Oleh: Leonardo Alexsandro Mite, CSsR
Mahasiswa Fakultas Teologi, Universitas Sanata Dharma
Menjelang Pemilihan Umum (Pemilu) 2024 baik Legislatif maupun Eksekutif, sibuk menarik simpatik masyarakat. Mereka menebarkan janji yang terselip dalam visi dan misi, sehingga pada akhirnya masyarakat mengarahkan pilihannya kepada mereka.
Perang gagasan dari para capres mulai digalang oleh kampus-kampus di Indonesia, agar pemimpin yang diharapkan oleh Rakyat Indonesia lima tahun ke depan mempunyai arah dan tujuan yang jelas. Mesin partai mulai digerakan, agar Pemilu 2024 bisa membawa kemenangan bagi partai tersebut.
Situasi demikian memberikan tensi yang cukup tinggi bagi wajah perpolitikan di Indonesia. Saling serang antara partai politik dan pendukungnya tidak dapat terhindarkan.
Maka benarlah kalimat yang dipopulerkan oleh Thomas Hobbes, seorang filsuf dari Inggris dalam bukunya yang berjudul De Cive (1651), bahwa manusia akan menjadi serigala bagi yang lain (homo homini lupus). Semuanya ini tertuju pada keinginan untuk ‘berkuasa’, sehingga berbagai isu mulai dimainkan dan membanjiri kehidupan Indonesia demi tercapainya tujuan tersebut.
Propaganda terhadap Hukum
Salah satu isu yang dimainkan ialah adanya upaya dari oknum-oknum dari partai tertentu untuk menggugat batas umur capres dan cawapres. Mereka melayangkan gugatannya kepada Mahkamah Konstitusi agar undang-undang pemilihan umum tahun 2017 yang mengatur batas usia capres dan cawapres yang hanya mengizinkan warga negara Indonesia berusia 40 tahun ke atas, diubah menjadi 35 tahun.
Dikutip dari tempo.com, gugatan ini beralasan pada sebuah pandangan bahwa tidak ada dasar dan urgensi membatasi rakyat Indonesia tidak boleh memilih capres dan cawapres yang berusia di bawah 40 tahun. Undang-undang Pemilihan Umum 2017 pasal 169 huruf q dinilai sangat membatasi kaum muda yang berpeluang menjadi capres dan cawapres.

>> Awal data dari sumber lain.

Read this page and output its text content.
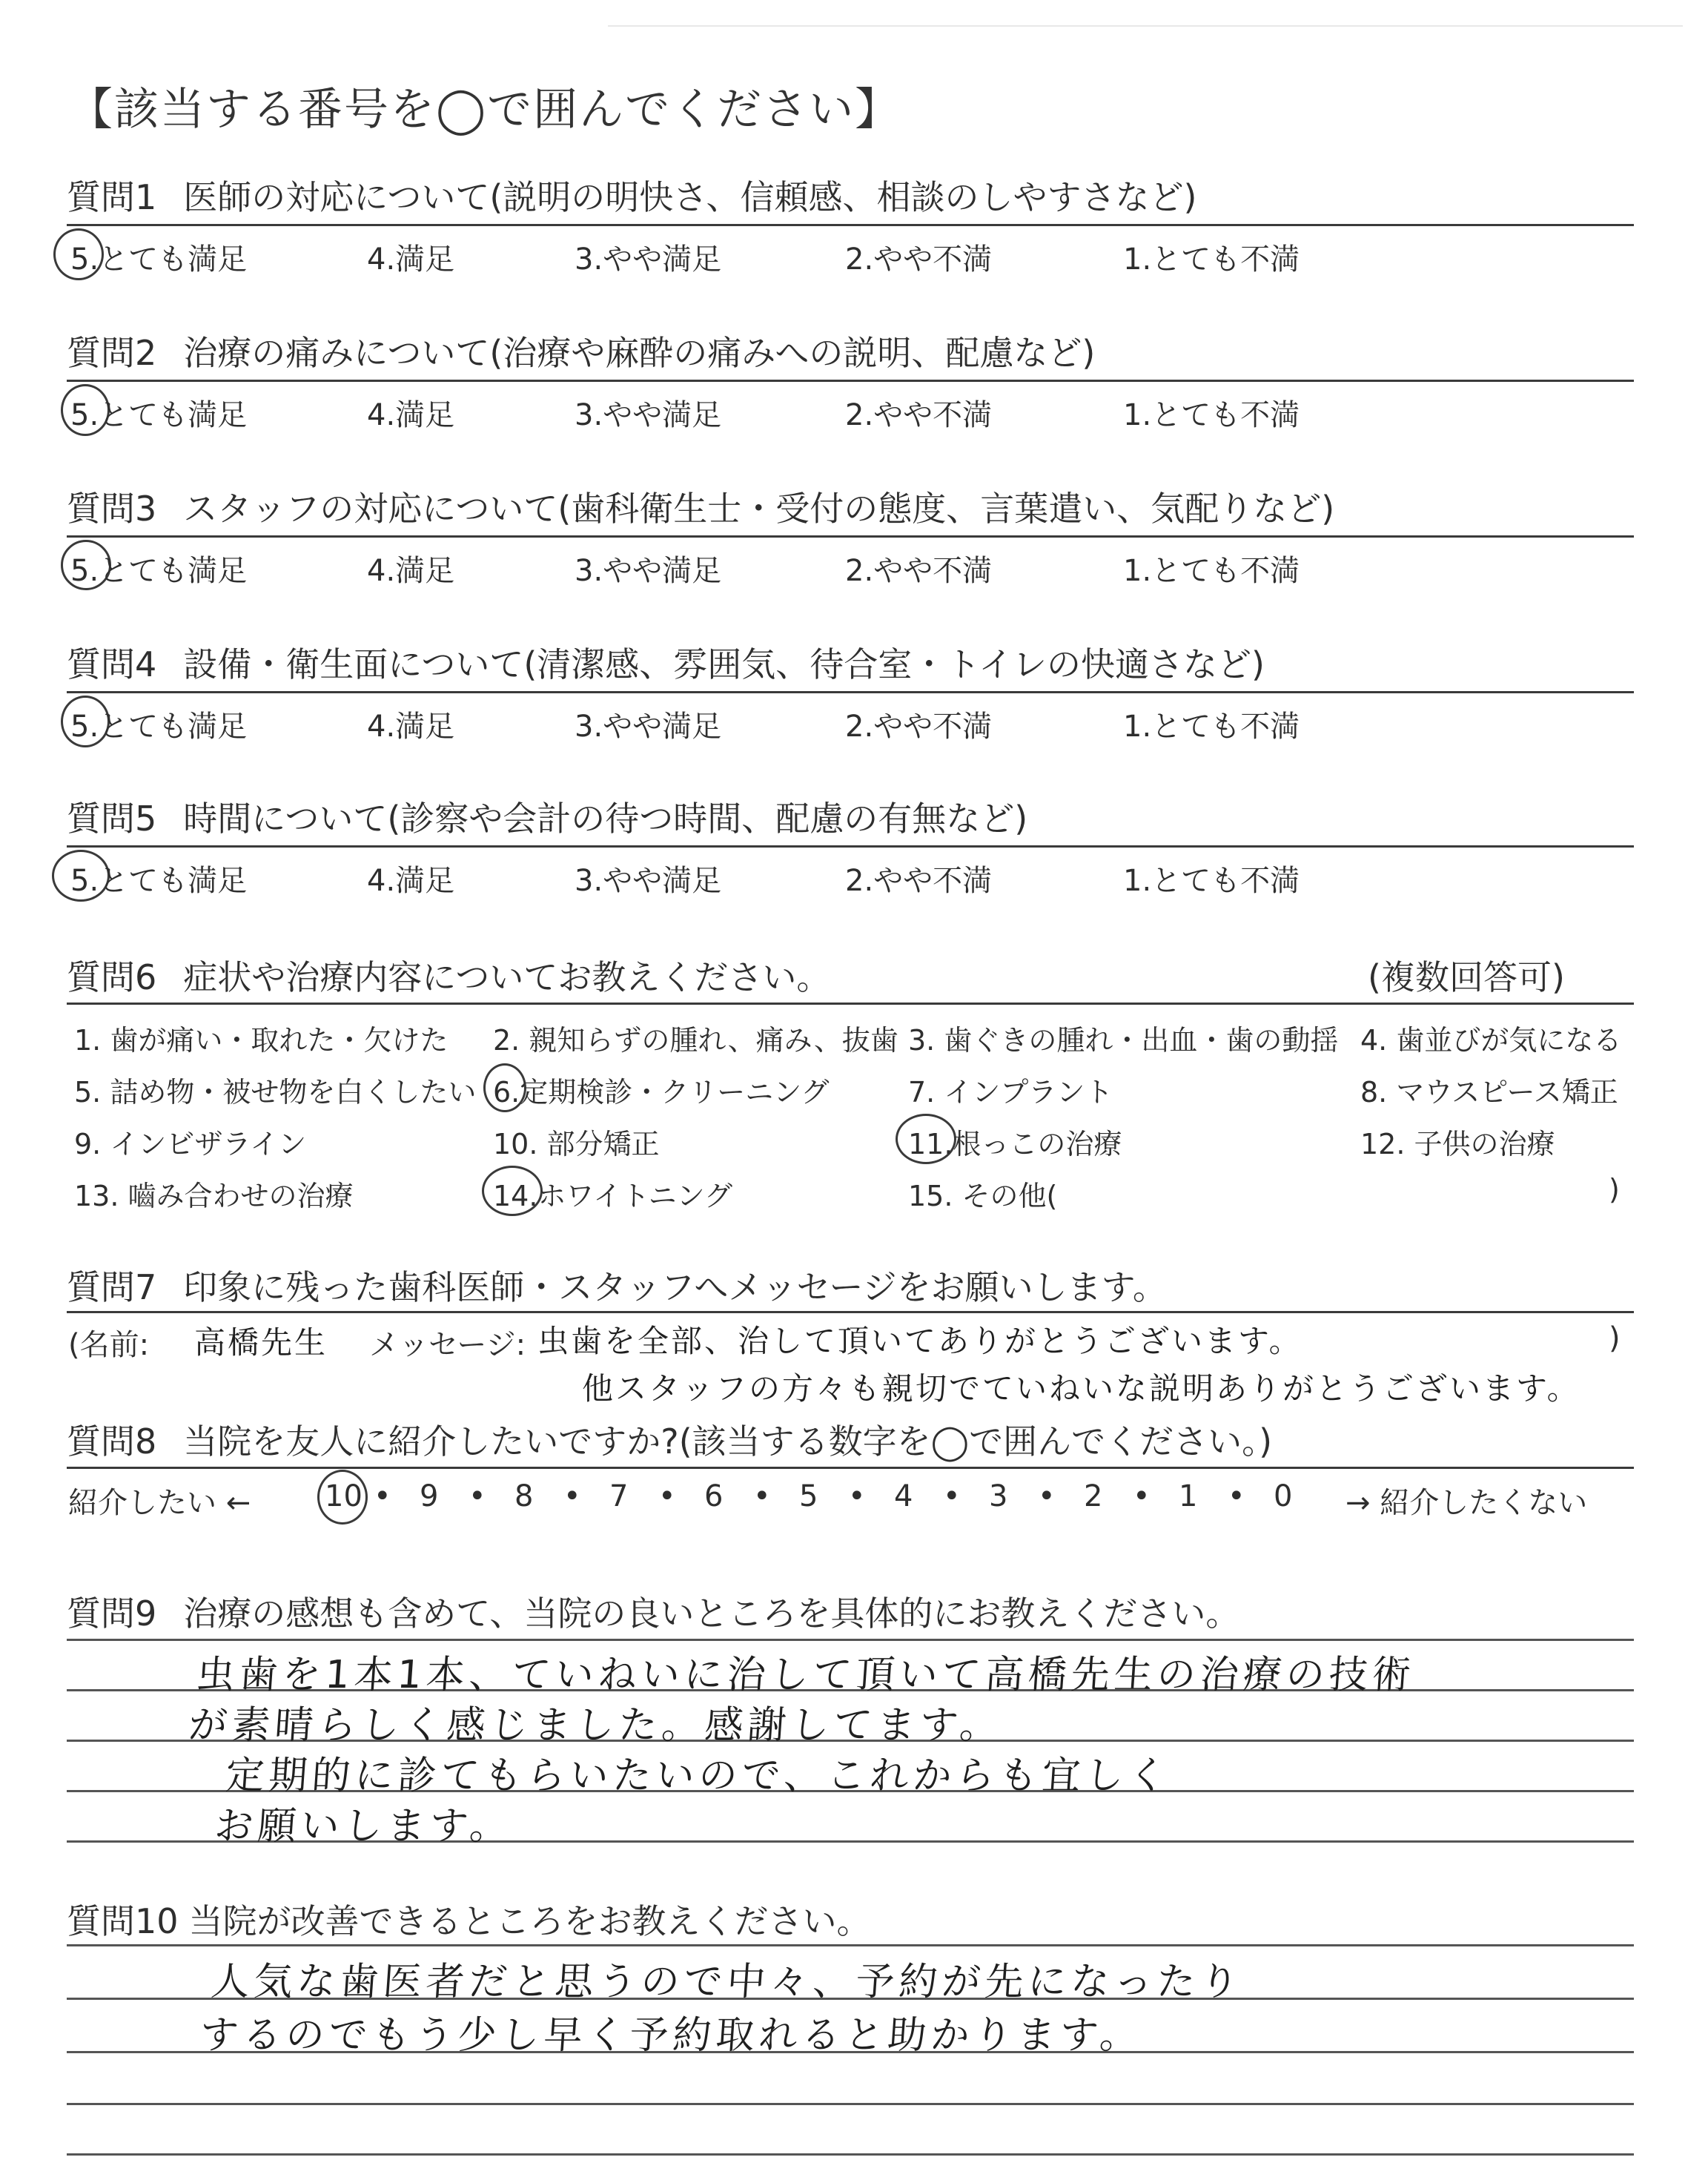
【該当する番号を◯で囲んでください】
質問1 医師の対応について(説明の明快さ、信頼感、相談のしやすさなど)
5.とても満足	4.満足	3.やや満足	2.やや不満	1.とても不満
質問2 治療の痛みについて(治療や麻酔の痛みへの説明、配慮など)
5.とても満足	4.満足	3.やや満足	2.やや不満	1.とても不満
質問3 スタッフの対応について(歯科衛生士・受付の態度、言葉遣い、気配りなど)
5.とても満足	4.満足	3.やや満足	2.やや不満	1.とても不満
質問4 設備・衛生面について(清潔感、雰囲気、待合室・トイレの快適さなど)
5.とても満足	4.満足	3.やや満足	2.やや不満	1.とても不満
質問5 時間について(診察や会計の待つ時間、配慮の有無など)
5.とても満足	4.満足	3.やや満足	2.やや不満	1.とても不満
質問6 症状や治療内容についてお教えください。	(複数回答可)
1. 歯が痛い・取れた・欠けた 2. 親知らずの腫れ、痛み、抜歯 3. 歯ぐきの腫れ・出血・歯の動揺 4. 歯並びが気になる
5. 詰め物・被せ物を白くしたい 6.定期検診・クリーニング	7. インプラント	8. マウスピース矯正
9. インビザライン	10. 部分矯正	11.根っこの治療	12. 子供の治療
13. 嚙み合わせの治療	14.ホワイトニング	15. その他(	)
質問7 印象に残った歯科医師・スタッフへメッセージをお願いします。
(名前: 高橋先生 メッセージ: 虫歯を全部、治して頂いてありがとうございます。	)
他スタッフの方々も親切でていねいな説明ありがとうございます。
質問8 当院を友人に紹介したいですか?(該当する数字を◯で囲んでください。)
紹介したい ← 10 • 9 • 8 • 7 • 6 • 5 • 4 • 3 • 2 • 1 • 0 → 紹介したくない
質問9 治療の感想も含めて、当院の良いところを具体的にお教えください。
虫歯を1本1本、ていねいに治して頂いて高橋先生の治療の技術
が素晴らしく感じました。感謝してます。
定期的に診てもらいたいので、これからも宜しく
お願いします。
質問10 当院が改善できるところをお教えください。
人気な歯医者だと思うので中々、予約が先になったり
するのでもう少し早く予約取れると助かります。
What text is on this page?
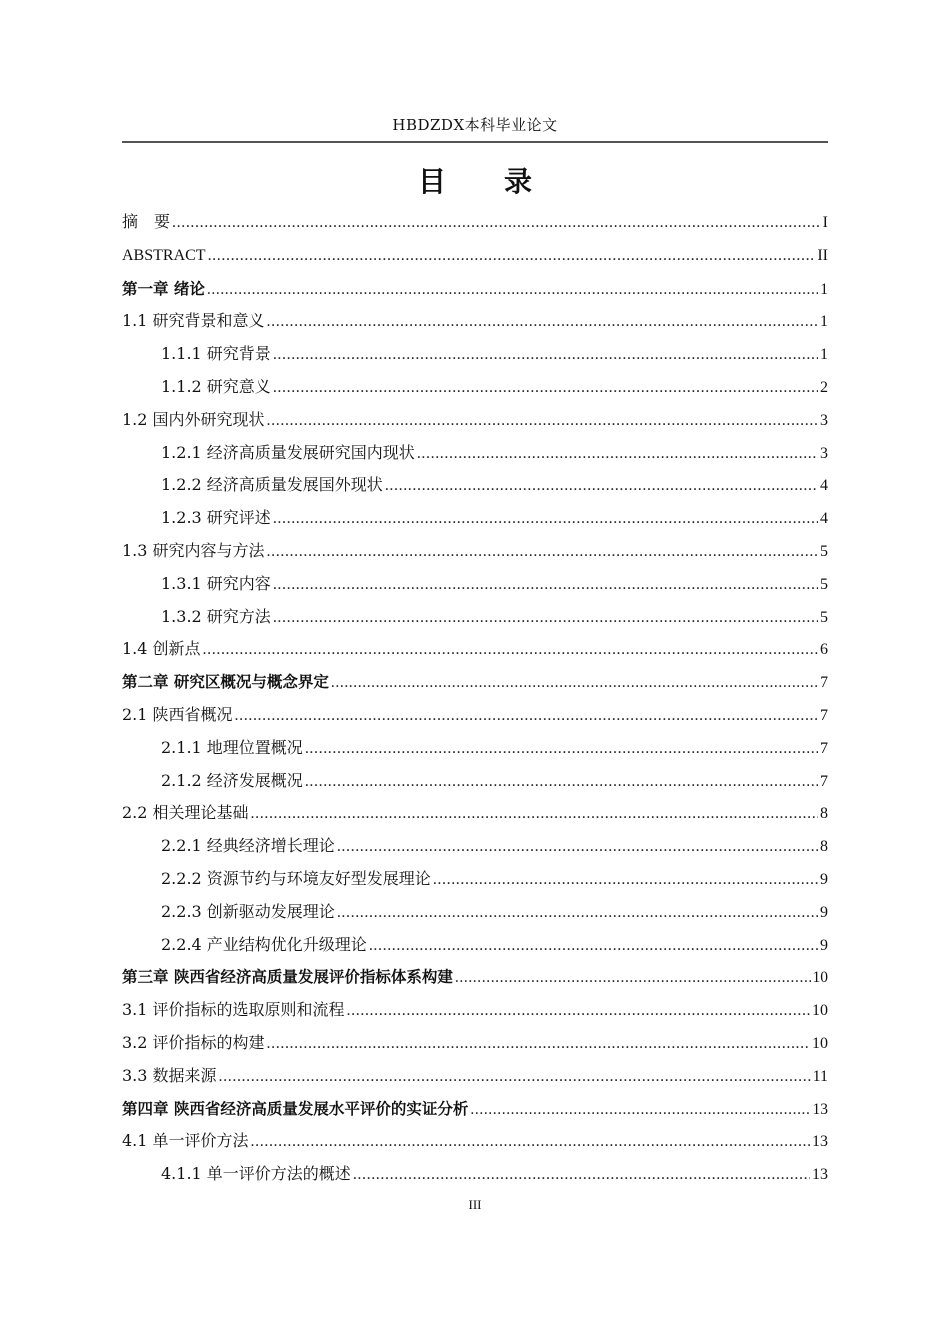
HBDZDX本科毕业论文
目 录
摘　要 .....	I
ABSTRACT .....	II
第一章 绪论 .....	1
1.1 研究背景和意义 .....	1
1.1.1 研究背景 .....	1
1.1.2 研究意义 .....	2
1.2 国内外研究现状 .....	3
1.2.1 经济高质量发展研究国内现状 .....	3
1.2.2 经济高质量发展国外现状 .....	4
1.2.3 研究评述 .....	4
1.3 研究内容与方法 .....	5
1.3.1 研究内容 .....	5
1.3.2 研究方法 .....	5
1.4 创新点 .....	6
第二章 研究区概况与概念界定 .....	7
2.1 陕西省概况 .....	7
2.1.1 地理位置概况 .....	7
2.1.2 经济发展概况 .....	7
2.2 相关理论基础 .....	8
2.2.1 经典经济增长理论 .....	8
2.2.2 资源节约与环境友好型发展理论 .....	9
2.2.3 创新驱动发展理论 .....	9
2.2.4 产业结构优化升级理论 .....	9
第三章 陕西省经济高质量发展评价指标体系构建 .....	10
3.1 评价指标的选取原则和流程 .....	10
3.2 评价指标的构建 .....	10
3.3 数据来源 .....	11
第四章 陕西省经济高质量发展水平评价的实证分析 .....	13
4.1 单一评价方法 .....	13
4.1.1 单一评价方法的概述 .....	13
III
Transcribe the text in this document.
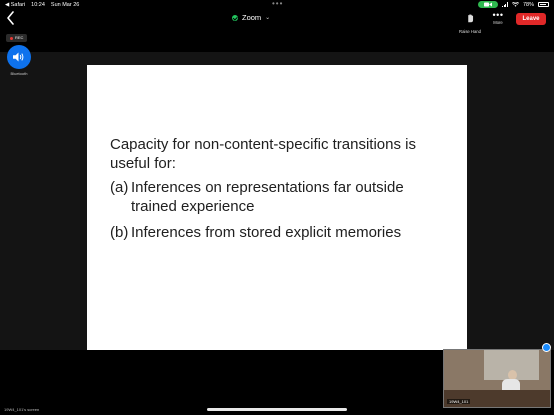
◀ Safari 10:24 Sun Mar 26	•••	78%
Zoom ⌄
Raise Hand
•••
More
Leave
REC
Bluetooth
Capacity for non-content-specific transitions is useful for:
(a) Inferences on representations far outside trained experience
(b) Inferences from stored explicit memories
19W4_101
19W4_101's screen
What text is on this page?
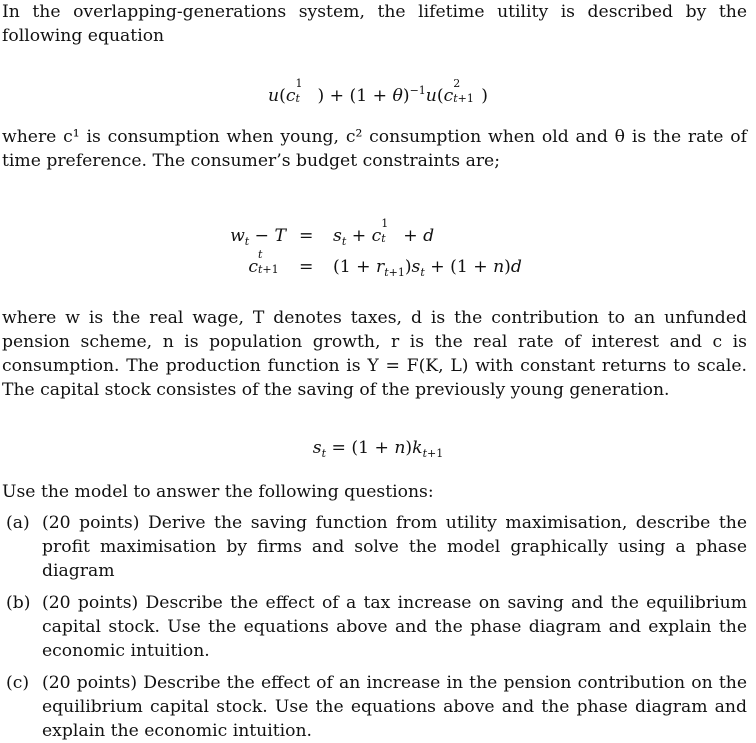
In the overlapping-generations system, the lifetime utility is described by the following equation

u(c
1
t ) + $(1 + \theta)^{-1}u(c$
2
t+1 )

where c¹ is consumption when young, c² consumption when old and θ is the rate of time preference. The consumer’s budget constraints are;

$w_t - T = s_t + c$
1
t + d
c
t
$t+1 = (1 + r_{t+1})s_t + (1 + n)d$

where w is the real wage, T denotes taxes, d is the contribution to an unfunded pension scheme, n is population growth, r is the real rate of interest and c is consumption. The production function is Y = F(K, L) with constant returns to scale. The capital stock consistes of the saving of the previously young generation.

$s_t = (1 + n)k_{t+1}$

Use the model to answer the following questions:

(a) (20 points) Derive the saving function from utility maximisation, describe the profit maximisation by firms and solve the model graphically using a phase diagram

(b) (20 points) Describe the effect of a tax increase on saving and the equilibrium capital stock. Use the equations above and the phase diagram and explain the economic intuition.

(c) (20 points) Describe the effect of an increase in the pension contribution on the equilibrium capital stock. Use the equations above and the phase diagram and explain the economic intuition.
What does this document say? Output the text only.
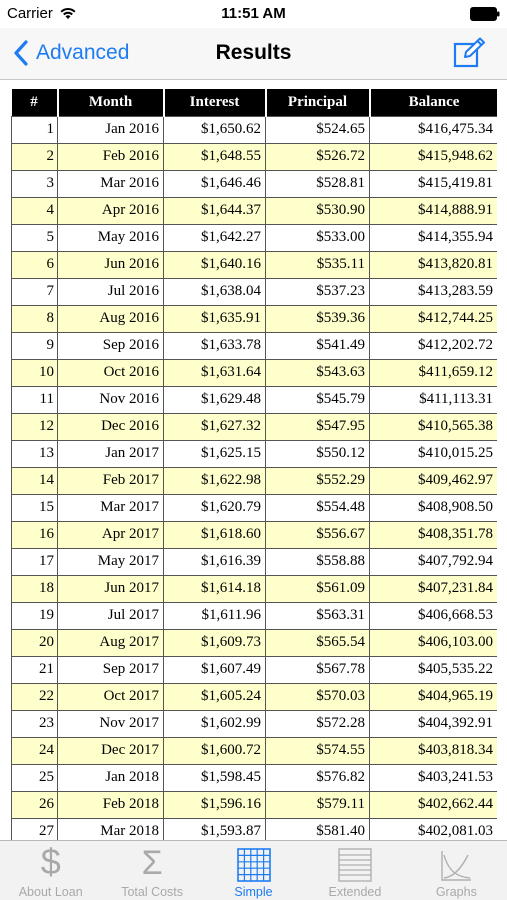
Carrier	11:51 AM
Advanced	Results
#	Month	Interest	Principal	Balance
1	Jan 2016	$1,650.62	$524.65	$416,475.34
2	Feb 2016	$1,648.55	$526.72	$415,948.62
3	Mar 2016	$1,646.46	$528.81	$415,419.81
4	Apr 2016	$1,644.37	$530.90	$414,888.91
5	May 2016	$1,642.27	$533.00	$414,355.94
6	Jun 2016	$1,640.16	$535.11	$413,820.81
7	Jul 2016	$1,638.04	$537.23	$413,283.59
8	Aug 2016	$1,635.91	$539.36	$412,744.25
9	Sep 2016	$1,633.78	$541.49	$412,202.72
10	Oct 2016	$1,631.64	$543.63	$411,659.12
11	Nov 2016	$1,629.48	$545.79	$411,113.31
12	Dec 2016	$1,627.32	$547.95	$410,565.38
13	Jan 2017	$1,625.15	$550.12	$410,015.25
14	Feb 2017	$1,622.98	$552.29	$409,462.97
15	Mar 2017	$1,620.79	$554.48	$408,908.50
16	Apr 2017	$1,618.60	$556.67	$408,351.78
17	May 2017	$1,616.39	$558.88	$407,792.94
18	Jun 2017	$1,614.18	$561.09	$407,231.84
19	Jul 2017	$1,611.96	$563.31	$406,668.53
20	Aug 2017	$1,609.73	$565.54	$406,103.00
21	Sep 2017	$1,607.49	$567.78	$405,535.22
22	Oct 2017	$1,605.24	$570.03	$404,965.19
23	Nov 2017	$1,602.99	$572.28	$404,392.91
24	Dec 2017	$1,600.72	$574.55	$403,818.34
25	Jan 2018	$1,598.45	$576.82	$403,241.53
26	Feb 2018	$1,596.16	$579.11	$402,662.44
27	Mar 2018	$1,593.87	$581.40	$402,081.03
$
About Loan
Σ
Total Costs	Simple	Extended	Graphs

Undang-undang tersebut membatasi ruang warga Indonesia khususnya anak muda untuk berpartisipasi lebih luas dalam politik dan jabatan kepemimpinan publik. Padahal, dua undang-undang sebelumnya yakni UU Nomor 23 Tahun 2003 dan UU Nomor 42 Tahun 2008, mematok usia capres dan cawapres minimal 35 tahun.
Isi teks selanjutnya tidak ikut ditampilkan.